The term blues ballad is used to refer to a specific form of popular music which fused Anglo-American and Afro-American styles from the late 19th century onward. Early versions combined elements of the European influenced "native American ballad" with the forms of African American music. From the 20th century on it was also used to refer to a slow tempo, often sentimental song in a blues style.

== Structure and variations ==
The blues ballad often uses the Thirty-two-bar form of verse-verse-bridge-verse, in contrast to the 12-bar or 8-bar blues forms.

===Popular blues ballads===
The first blues ballads tended to deal with active protagonists, often anti-heroes, resisting adversity and authority, often in the context of industrialisation. They usually lacked the strong narrative common in European ballads, and emphasised instead individual character. They were often accompanied by banjo and guitar and often followed a standard 12-bar the blues format, with a repeated refrain in the last line of every verse. Blues ballads are usually anonymously authored and were performed by both black and white musicians in the early 20th century. Ballads about anti-heroes include "Wild Bill Jones", "Stagger Lee" and "John Hardy". The most famous blues ballads that deal with heroes in the context of industrialisation include those about John Henry and Casey Jones.

===Blues ballads in other genres===
From the late 19th century the term ballad began to be used for sentimental songs with their origins in the early ‘Tin Pan Alley’ music industry. As new genres of music, including the blues, began to emerge in the early 20th century the popularity of the genre faded, but the association with sentimentality meant led to this being used as the term for a slow love song from the 1950s onward.

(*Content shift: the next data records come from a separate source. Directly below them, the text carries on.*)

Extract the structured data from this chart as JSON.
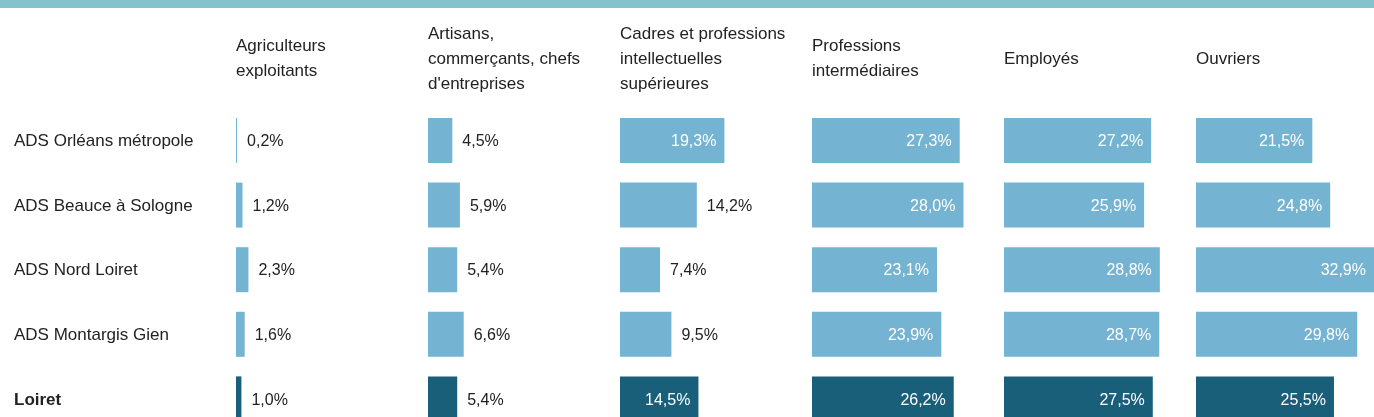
{
  "chart_data": [
    {
      "type": "bar",
      "orientation": "horizontal",
      "title": "Agriculteurs exploitants",
      "categories": [
        "ADS Orléans métropole",
        "ADS Beauce à Sologne",
        "ADS Nord Loiret",
        "ADS Montargis Gien",
        "Loiret"
      ],
      "values": [
        0.2,
        1.2,
        2.3,
        1.6,
        1.0
      ],
      "value_labels": [
        "0,2%",
        "1,2%",
        "2,3%",
        "1,6%",
        "1,0%"
      ],
      "colors": [
        "#74b3d1",
        "#74b3d1",
        "#74b3d1",
        "#74b3d1",
        "#1a5f7a"
      ],
      "tick_labels": "y"
    },
    {
      "type": "bar",
      "orientation": "horizontal",
      "title": "Artisans, commerçants, chefs d'entreprises",
      "categories": [
        null,
        null,
        null,
        null,
        null
      ],
      "values": [
        4.5,
        5.9,
        5.4,
        6.6,
        5.4
      ],
      "value_labels": [
        "4,5%",
        "5,9%",
        "5,4%",
        "6,6%",
        "5,4%"
      ],
      "colors": [
        "#74b3d1",
        "#74b3d1",
        "#74b3d1",
        "#74b3d1",
        "#1a5f7a"
      ],
      "tick_labels": false
    },
    {
      "type": "bar",
      "orientation": "horizontal",
      "title": "Cadres et professions intellectuelles supérieures",
      "categories": [
        null,
        null,
        null,
        null,
        null
      ],
      "values": [
        19.3,
        14.2,
        7.4,
        9.5,
        14.5
      ],
      "value_labels": [
        "19,3%",
        "14,2%",
        "7,4%",
        "9,5%",
        "14,5%"
      ],
      "colors": [
        "#74b3d1",
        "#74b3d1",
        "#74b3d1",
        "#74b3d1",
        "#1a5f7a"
      ],
      "tick_labels": false
    },
    {
      "type": "bar",
      "orientation": "horizontal",
      "title": "Professions intermédiaires",
      "categories": [
        null,
        null,
        null,
        null,
        null
      ],
      "values": [
        27.3,
        28.0,
        23.1,
        23.9,
        26.2
      ],
      "value_labels": [
        "27,3%",
        "28,0%",
        "23,1%",
        "23,9%",
        "26,2%"
      ],
      "colors": [
        "#74b3d1",
        "#74b3d1",
        "#74b3d1",
        "#74b3d1",
        "#1a5f7a"
      ],
      "tick_labels": false
    },
    {
      "type": "bar",
      "orientation": "horizontal",
      "title": "Employés",
      "categories": [
        null,
        null,
        null,
        null,
        null
      ],
      "values": [
        27.2,
        25.9,
        28.8,
        28.7,
        27.5
      ],
      "value_labels": [
        "27,2%",
        "25,9%",
        "28,8%",
        "28,7%",
        "27,5%"
      ],
      "colors": [
        "#74b3d1",
        "#74b3d1",
        "#74b3d1",
        "#74b3d1",
        "#1a5f7a"
      ],
      "tick_labels": false
    },
    {
      "type": "bar",
      "orientation": "horizontal",
      "title": "Ouvriers",
      "categories": [
        null,
        null,
        null,
        null,
        null
      ],
      "values": [
        21.5,
        24.8,
        32.9,
        29.8,
        25.5
      ],
      "value_labels": [
        "21,5%",
        "24,8%",
        "32,9%",
        "29,8%",
        "25,5%"
      ],
      "colors": [
        "#74b3d1",
        "#74b3d1",
        "#74b3d1",
        "#74b3d1",
        "#1a5f7a"
      ],
      "tick_labels": false
    }
  ]
}
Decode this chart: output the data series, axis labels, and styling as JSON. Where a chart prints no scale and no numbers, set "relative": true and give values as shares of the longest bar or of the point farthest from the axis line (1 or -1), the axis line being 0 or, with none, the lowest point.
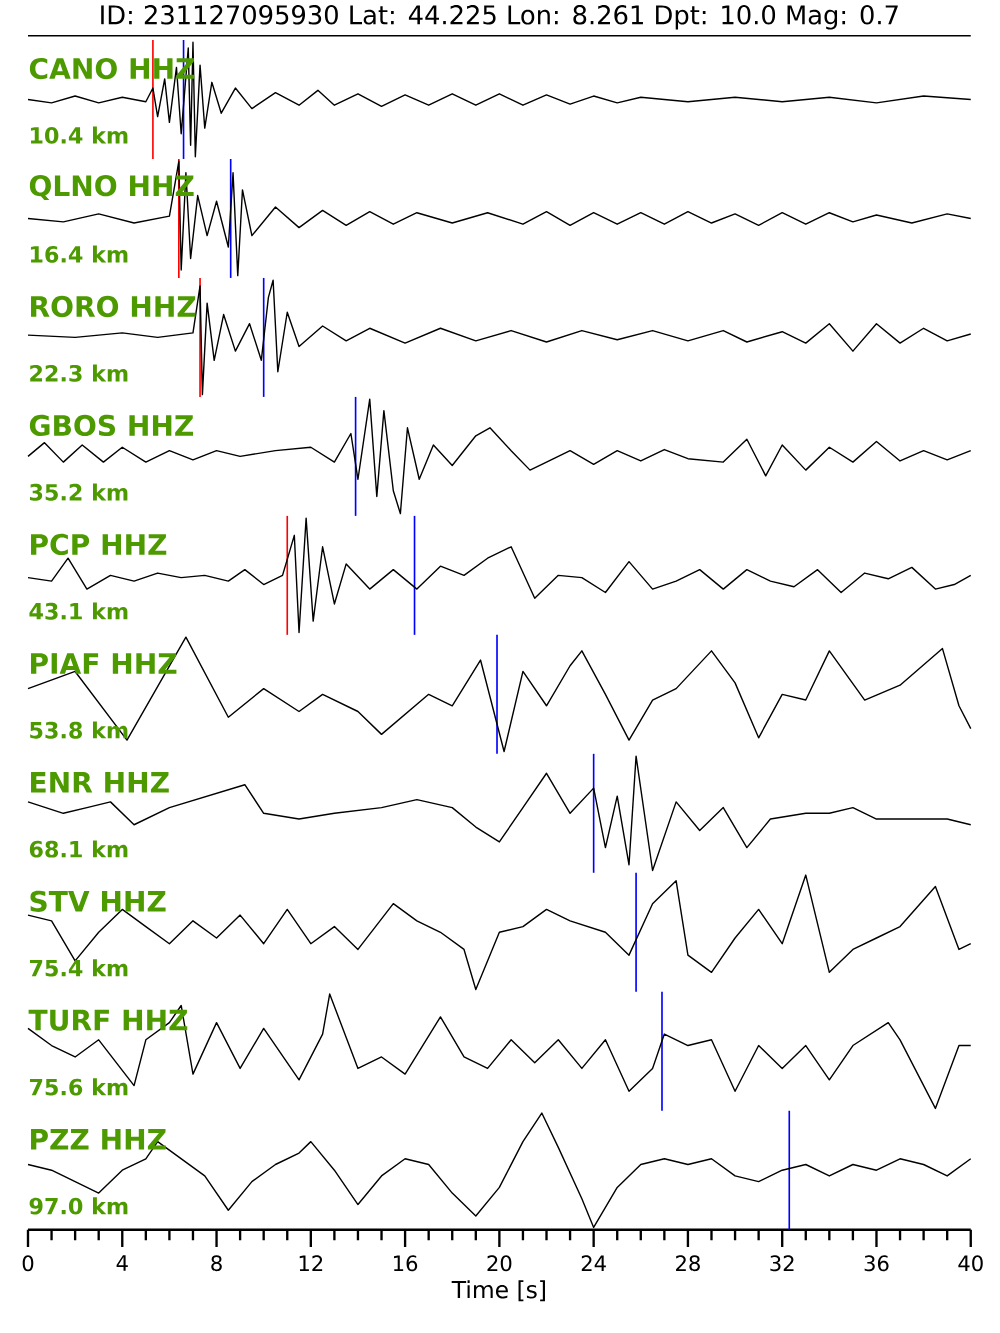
{
  "chart_data": [
    {
      "type": "line",
      "title": "ID: 231127095930 Lat:  44.225 Lon:   8.261 Dpt:    10.0 Mag:   0.7",
      "relative": true,
      "tick_labels": false,
      "xlim": [
        0,
        40
      ],
      "annotations": [
        "10.4 km"
      ],
      "ref_lines": [
        {
          "axis": "x",
          "value": 5.3,
          "color": "#ff0000"
        },
        {
          "axis": "x",
          "value": 6.6,
          "color": "#0000ff"
        }
      ],
      "series": [
        {
          "name": "CANO HHZ",
          "color": "#000000",
          "x": [
            0,
            1,
            2,
            3,
            4,
            5,
            5.3,
            5.5,
            5.8,
            6.0,
            6.3,
            6.5,
            6.8,
            6.9,
            7.0,
            7.1,
            7.3,
            7.5,
            7.8,
            8.2,
            8.8,
            9.5,
            10.5,
            11.5,
            12.3,
            13,
            14,
            15,
            16,
            17,
            18,
            19,
            20,
            21,
            22,
            23,
            24,
            25,
            26,
            28,
            30,
            32,
            34,
            36,
            38,
            40
          ],
          "values": [
            0.5,
            0.47,
            0.53,
            0.47,
            0.52,
            0.48,
            0.6,
            0.35,
            0.68,
            0.3,
            0.78,
            0.2,
            0.95,
            0.1,
            1.0,
            0.0,
            0.8,
            0.25,
            0.65,
            0.38,
            0.6,
            0.42,
            0.56,
            0.45,
            0.58,
            0.45,
            0.55,
            0.44,
            0.54,
            0.45,
            0.55,
            0.45,
            0.55,
            0.45,
            0.54,
            0.46,
            0.53,
            0.47,
            0.52,
            0.48,
            0.52,
            0.48,
            0.52,
            0.47,
            0.53,
            0.5
          ]
        }
      ]
    },
    {
      "type": "line",
      "relative": true,
      "tick_labels": false,
      "xlim": [
        0,
        40
      ],
      "annotations": [
        "16.4 km"
      ],
      "ref_lines": [
        {
          "axis": "x",
          "value": 6.4,
          "color": "#ff0000"
        },
        {
          "axis": "x",
          "value": 8.6,
          "color": "#0000ff"
        }
      ],
      "series": [
        {
          "name": "QLNO HHZ",
          "color": "#000000",
          "x": [
            0,
            1.5,
            3,
            4.5,
            6,
            6.4,
            6.5,
            6.7,
            6.9,
            7.2,
            7.6,
            8.0,
            8.5,
            8.7,
            8.9,
            9.1,
            9.5,
            10.5,
            11.5,
            12.5,
            13.5,
            14.5,
            15.5,
            16.5,
            18,
            19.5,
            21,
            22,
            23,
            24,
            25,
            26,
            27,
            28,
            29,
            30,
            31,
            32,
            33,
            34,
            35,
            36,
            37.5,
            39,
            40
          ],
          "values": [
            0.5,
            0.47,
            0.54,
            0.46,
            0.52,
            1.0,
            0.05,
            0.9,
            0.15,
            0.7,
            0.35,
            0.65,
            0.25,
            0.9,
            0.0,
            0.75,
            0.35,
            0.6,
            0.42,
            0.57,
            0.44,
            0.56,
            0.45,
            0.55,
            0.46,
            0.55,
            0.45,
            0.56,
            0.44,
            0.55,
            0.45,
            0.55,
            0.45,
            0.56,
            0.46,
            0.54,
            0.44,
            0.55,
            0.45,
            0.55,
            0.47,
            0.53,
            0.46,
            0.54,
            0.5
          ]
        }
      ]
    },
    {
      "type": "line",
      "relative": true,
      "tick_labels": false,
      "xlim": [
        0,
        40
      ],
      "annotations": [
        "22.3 km"
      ],
      "ref_lines": [
        {
          "axis": "x",
          "value": 7.3,
          "color": "#ff0000"
        },
        {
          "axis": "x",
          "value": 10.0,
          "color": "#0000ff"
        }
      ],
      "series": [
        {
          "name": "RORO HHZ",
          "color": "#000000",
          "x": [
            0,
            2,
            4,
            5.5,
            7.0,
            7.3,
            7.4,
            7.6,
            7.9,
            8.3,
            8.8,
            9.4,
            9.9,
            10.2,
            10.4,
            10.6,
            11,
            11.5,
            12.5,
            13.5,
            14.5,
            16,
            17.5,
            19,
            20.5,
            22,
            23.5,
            25,
            26.5,
            28,
            29.5,
            30.5,
            32,
            33,
            34,
            35,
            36,
            37,
            38,
            39,
            40
          ],
          "values": [
            0.52,
            0.5,
            0.54,
            0.5,
            0.54,
            0.95,
            0.0,
            0.8,
            0.3,
            0.7,
            0.38,
            0.62,
            0.3,
            0.85,
            1.0,
            0.2,
            0.72,
            0.42,
            0.6,
            0.47,
            0.58,
            0.45,
            0.58,
            0.47,
            0.56,
            0.46,
            0.56,
            0.48,
            0.56,
            0.47,
            0.56,
            0.46,
            0.55,
            0.45,
            0.62,
            0.38,
            0.62,
            0.45,
            0.58,
            0.47,
            0.53
          ]
        }
      ]
    },
    {
      "type": "line",
      "relative": true,
      "tick_labels": false,
      "xlim": [
        0,
        40
      ],
      "annotations": [
        "35.2 km"
      ],
      "ref_lines": [
        {
          "axis": "x",
          "value": 13.9,
          "color": "#0000ff"
        }
      ],
      "series": [
        {
          "name": "GBOS HHZ",
          "color": "#000000",
          "x": [
            0,
            0.7,
            1.5,
            2.3,
            3.2,
            4,
            5,
            6,
            7,
            8,
            9,
            10.5,
            12,
            13,
            13.7,
            14,
            14.5,
            14.8,
            15.1,
            15.5,
            15.8,
            16.1,
            16.6,
            17.2,
            18,
            19,
            19.6,
            20.5,
            21.3,
            22,
            23,
            24,
            25,
            26,
            27,
            28,
            29.5,
            30.5,
            31.3,
            32,
            33,
            34,
            35,
            36,
            37,
            38,
            39,
            40
          ],
          "values": [
            0.5,
            0.62,
            0.45,
            0.6,
            0.45,
            0.58,
            0.45,
            0.55,
            0.47,
            0.55,
            0.5,
            0.55,
            0.58,
            0.45,
            0.7,
            0.3,
            1.0,
            0.15,
            0.9,
            0.2,
            0.0,
            0.75,
            0.3,
            0.6,
            0.42,
            0.68,
            0.75,
            0.55,
            0.38,
            0.45,
            0.55,
            0.43,
            0.55,
            0.46,
            0.56,
            0.48,
            0.45,
            0.65,
            0.33,
            0.6,
            0.38,
            0.58,
            0.45,
            0.63,
            0.46,
            0.55,
            0.47,
            0.55
          ]
        }
      ]
    },
    {
      "type": "line",
      "relative": true,
      "tick_labels": false,
      "xlim": [
        0,
        40
      ],
      "annotations": [
        "43.1 km"
      ],
      "ref_lines": [
        {
          "axis": "x",
          "value": 11.0,
          "color": "#ff0000"
        },
        {
          "axis": "x",
          "value": 16.4,
          "color": "#0000ff"
        }
      ],
      "series": [
        {
          "name": "PCP HHZ",
          "color": "#000000",
          "x": [
            0,
            1,
            1.7,
            2.5,
            3.5,
            4.5,
            5.5,
            6.5,
            7.5,
            8.5,
            9.2,
            10,
            10.8,
            11.3,
            11.5,
            11.8,
            12.1,
            12.5,
            13,
            13.5,
            14.5,
            15.5,
            16.5,
            17.5,
            18.5,
            19.5,
            20.5,
            21.5,
            22.5,
            23.5,
            24.5,
            25.5,
            26.5,
            27.5,
            28.5,
            29.5,
            30.5,
            31.5,
            32.5,
            33.5,
            34.5,
            35.5,
            36.5,
            37.5,
            38.5,
            39.3,
            40
          ],
          "values": [
            0.48,
            0.45,
            0.65,
            0.38,
            0.5,
            0.45,
            0.52,
            0.48,
            0.5,
            0.45,
            0.55,
            0.42,
            0.5,
            0.85,
            0.0,
            1.0,
            0.1,
            0.75,
            0.25,
            0.6,
            0.38,
            0.55,
            0.38,
            0.58,
            0.5,
            0.65,
            0.75,
            0.3,
            0.5,
            0.48,
            0.35,
            0.62,
            0.38,
            0.45,
            0.55,
            0.38,
            0.55,
            0.45,
            0.4,
            0.55,
            0.35,
            0.52,
            0.47,
            0.57,
            0.38,
            0.42,
            0.5
          ]
        }
      ]
    },
    {
      "type": "line",
      "relative": true,
      "tick_labels": false,
      "xlim": [
        0,
        40
      ],
      "annotations": [
        "53.8 km"
      ],
      "ref_lines": [
        {
          "axis": "x",
          "value": 19.9,
          "color": "#0000ff"
        }
      ],
      "series": [
        {
          "name": "PIAF HHZ",
          "color": "#000000",
          "x": [
            0,
            2,
            4.2,
            6.7,
            8.5,
            10,
            11.5,
            12.5,
            14,
            15,
            17,
            18,
            19.2,
            20.2,
            21,
            22,
            23,
            23.5,
            24.5,
            25.5,
            26.5,
            27.5,
            29,
            30,
            31,
            32,
            33,
            34,
            35.5,
            37,
            38.8,
            39.5,
            40
          ],
          "values": [
            0.55,
            0.7,
            0.1,
            1.0,
            0.3,
            0.55,
            0.35,
            0.5,
            0.35,
            0.15,
            0.5,
            0.4,
            0.8,
            0.0,
            0.7,
            0.4,
            0.75,
            0.88,
            0.5,
            0.1,
            0.45,
            0.55,
            0.88,
            0.6,
            0.12,
            0.5,
            0.45,
            0.88,
            0.45,
            0.58,
            0.9,
            0.4,
            0.2
          ]
        }
      ]
    },
    {
      "type": "line",
      "relative": true,
      "tick_labels": false,
      "xlim": [
        0,
        40
      ],
      "annotations": [
        "68.1 km"
      ],
      "ref_lines": [
        {
          "axis": "x",
          "value": 24.0,
          "color": "#0000ff"
        }
      ],
      "series": [
        {
          "name": "ENR HHZ",
          "color": "#000000",
          "x": [
            0,
            1.5,
            2.5,
            3.5,
            4.5,
            6,
            9.2,
            10,
            11.5,
            13,
            15,
            16.5,
            18,
            19,
            20,
            21,
            22,
            23,
            24,
            24.5,
            25,
            25.5,
            25.8,
            26.5,
            27.5,
            28.5,
            29.5,
            30.5,
            31.5,
            33,
            34,
            35,
            36,
            37.5,
            39,
            40
          ],
          "values": [
            0.6,
            0.5,
            0.55,
            0.6,
            0.4,
            0.55,
            0.75,
            0.5,
            0.45,
            0.5,
            0.55,
            0.62,
            0.55,
            0.38,
            0.25,
            0.55,
            0.85,
            0.5,
            0.72,
            0.2,
            0.65,
            0.05,
            1.0,
            0.0,
            0.6,
            0.35,
            0.55,
            0.2,
            0.45,
            0.5,
            0.5,
            0.55,
            0.45,
            0.45,
            0.45,
            0.4
          ]
        }
      ]
    },
    {
      "type": "line",
      "relative": true,
      "tick_labels": false,
      "xlim": [
        0,
        40
      ],
      "annotations": [
        "75.4 km"
      ],
      "ref_lines": [
        {
          "axis": "x",
          "value": 25.8,
          "color": "#0000ff"
        }
      ],
      "series": [
        {
          "name": "STV HHZ",
          "color": "#000000",
          "x": [
            0,
            1,
            2,
            3,
            4,
            5,
            6,
            7,
            8,
            9,
            10,
            11,
            12,
            13,
            14,
            15.5,
            16.5,
            17.5,
            18.5,
            19,
            20,
            21,
            22,
            23,
            24.5,
            25.5,
            26.5,
            27.5,
            28,
            29,
            30,
            31,
            32,
            33,
            34,
            35,
            36,
            37,
            38.5,
            39.5,
            40
          ],
          "values": [
            0.65,
            0.6,
            0.25,
            0.5,
            0.7,
            0.55,
            0.4,
            0.6,
            0.45,
            0.65,
            0.4,
            0.7,
            0.4,
            0.55,
            0.35,
            0.75,
            0.6,
            0.5,
            0.35,
            0.0,
            0.5,
            0.55,
            0.7,
            0.6,
            0.5,
            0.3,
            0.75,
            0.95,
            0.3,
            0.15,
            0.45,
            0.7,
            0.4,
            1.0,
            0.15,
            0.35,
            0.45,
            0.55,
            0.9,
            0.35,
            0.4
          ]
        }
      ]
    },
    {
      "type": "line",
      "relative": true,
      "tick_labels": false,
      "xlim": [
        0,
        40
      ],
      "annotations": [
        "75.6 km"
      ],
      "ref_lines": [
        {
          "axis": "x",
          "value": 26.9,
          "color": "#0000ff"
        }
      ],
      "series": [
        {
          "name": "TURF HHZ",
          "color": "#000000",
          "x": [
            0,
            1,
            2,
            3,
            4.5,
            5,
            6,
            6.5,
            7,
            8,
            9,
            10,
            11.5,
            12.5,
            12.8,
            14,
            15,
            16,
            17.5,
            18.5,
            19.5,
            20.5,
            21.5,
            22.5,
            23.5,
            24.5,
            25.5,
            26.5,
            27,
            28,
            29,
            30,
            31,
            32,
            33,
            34,
            35,
            36.5,
            37,
            38.5,
            39.5,
            40
          ],
          "values": [
            0.7,
            0.55,
            0.45,
            0.6,
            0.2,
            0.6,
            0.75,
            0.9,
            0.3,
            0.75,
            0.35,
            0.7,
            0.25,
            0.65,
            1.0,
            0.35,
            0.45,
            0.3,
            0.8,
            0.45,
            0.35,
            0.6,
            0.4,
            0.6,
            0.35,
            0.6,
            0.15,
            0.35,
            0.65,
            0.55,
            0.6,
            0.15,
            0.55,
            0.35,
            0.55,
            0.25,
            0.55,
            0.75,
            0.6,
            0.0,
            0.55,
            0.55
          ]
        }
      ]
    },
    {
      "type": "line",
      "relative": true,
      "tick_labels": "x",
      "xlim": [
        0,
        40
      ],
      "xlabel": "Time [s]",
      "annotations": [
        "97.0 km"
      ],
      "ref_lines": [
        {
          "axis": "x",
          "value": 32.3,
          "color": "#0000ff"
        }
      ],
      "xticks": [
        0,
        {
          "value": 1,
          "label": null
        },
        {
          "value": 2,
          "label": null
        },
        {
          "value": 3,
          "label": null
        },
        4,
        {
          "value": 5,
          "label": null
        },
        {
          "value": 6,
          "label": null
        },
        {
          "value": 7,
          "label": null
        },
        8,
        {
          "value": 9,
          "label": null
        },
        {
          "value": 10,
          "label": null
        },
        {
          "value": 11,
          "label": null
        },
        12,
        {
          "value": 13,
          "label": null
        },
        {
          "value": 14,
          "label": null
        },
        {
          "value": 15,
          "label": null
        },
        16,
        {
          "value": 17,
          "label": null
        },
        {
          "value": 18,
          "label": null
        },
        {
          "value": 19,
          "label": null
        },
        20,
        {
          "value": 21,
          "label": null
        },
        {
          "value": 22,
          "label": null
        },
        {
          "value": 23,
          "label": null
        },
        24,
        {
          "value": 25,
          "label": null
        },
        {
          "value": 26,
          "label": null
        },
        {
          "value": 27,
          "label": null
        },
        28,
        {
          "value": 29,
          "label": null
        },
        {
          "value": 30,
          "label": null
        },
        {
          "value": 31,
          "label": null
        },
        32,
        {
          "value": 33,
          "label": null
        },
        {
          "value": 34,
          "label": null
        },
        {
          "value": 35,
          "label": null
        },
        36,
        {
          "value": 37,
          "label": null
        },
        {
          "value": 38,
          "label": null
        },
        {
          "value": 39,
          "label": null
        },
        40
      ],
      "series": [
        {
          "name": "PZZ HHZ",
          "color": "#000000",
          "x": [
            0,
            1,
            2,
            3,
            4,
            5,
            5.5,
            6.5,
            7.5,
            8.5,
            9.5,
            10.5,
            11.5,
            12,
            13,
            14,
            15,
            16,
            17,
            18,
            19,
            20,
            21,
            21.8,
            22.5,
            23.5,
            24,
            25,
            26,
            27,
            28,
            29,
            30,
            31,
            32,
            33,
            34,
            35,
            36,
            37,
            38,
            39,
            40
          ],
          "values": [
            0.55,
            0.5,
            0.4,
            0.3,
            0.5,
            0.6,
            0.75,
            0.6,
            0.45,
            0.15,
            0.4,
            0.55,
            0.65,
            0.75,
            0.5,
            0.2,
            0.45,
            0.6,
            0.55,
            0.3,
            0.1,
            0.35,
            0.75,
            1.0,
            0.7,
            0.25,
            0.0,
            0.35,
            0.55,
            0.6,
            0.55,
            0.6,
            0.45,
            0.4,
            0.5,
            0.55,
            0.45,
            0.55,
            0.5,
            0.6,
            0.55,
            0.45,
            0.6
          ]
        }
      ]
    }
  ]
}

Today the term is used to describe a song that uses a blues format with a slow tempo, often dealing with themes of love and affection. Examples include songs such as B. B. King's "Blues on the Bayou", Fats Domino's "Every Night About This Time", The blues ballad format is also popular in rock, jazz, and country music, such as Janis Joplin's version of "Cry Baby" and country singer Crystal Gayle's " Don't It Make My Brown Eyes Blue".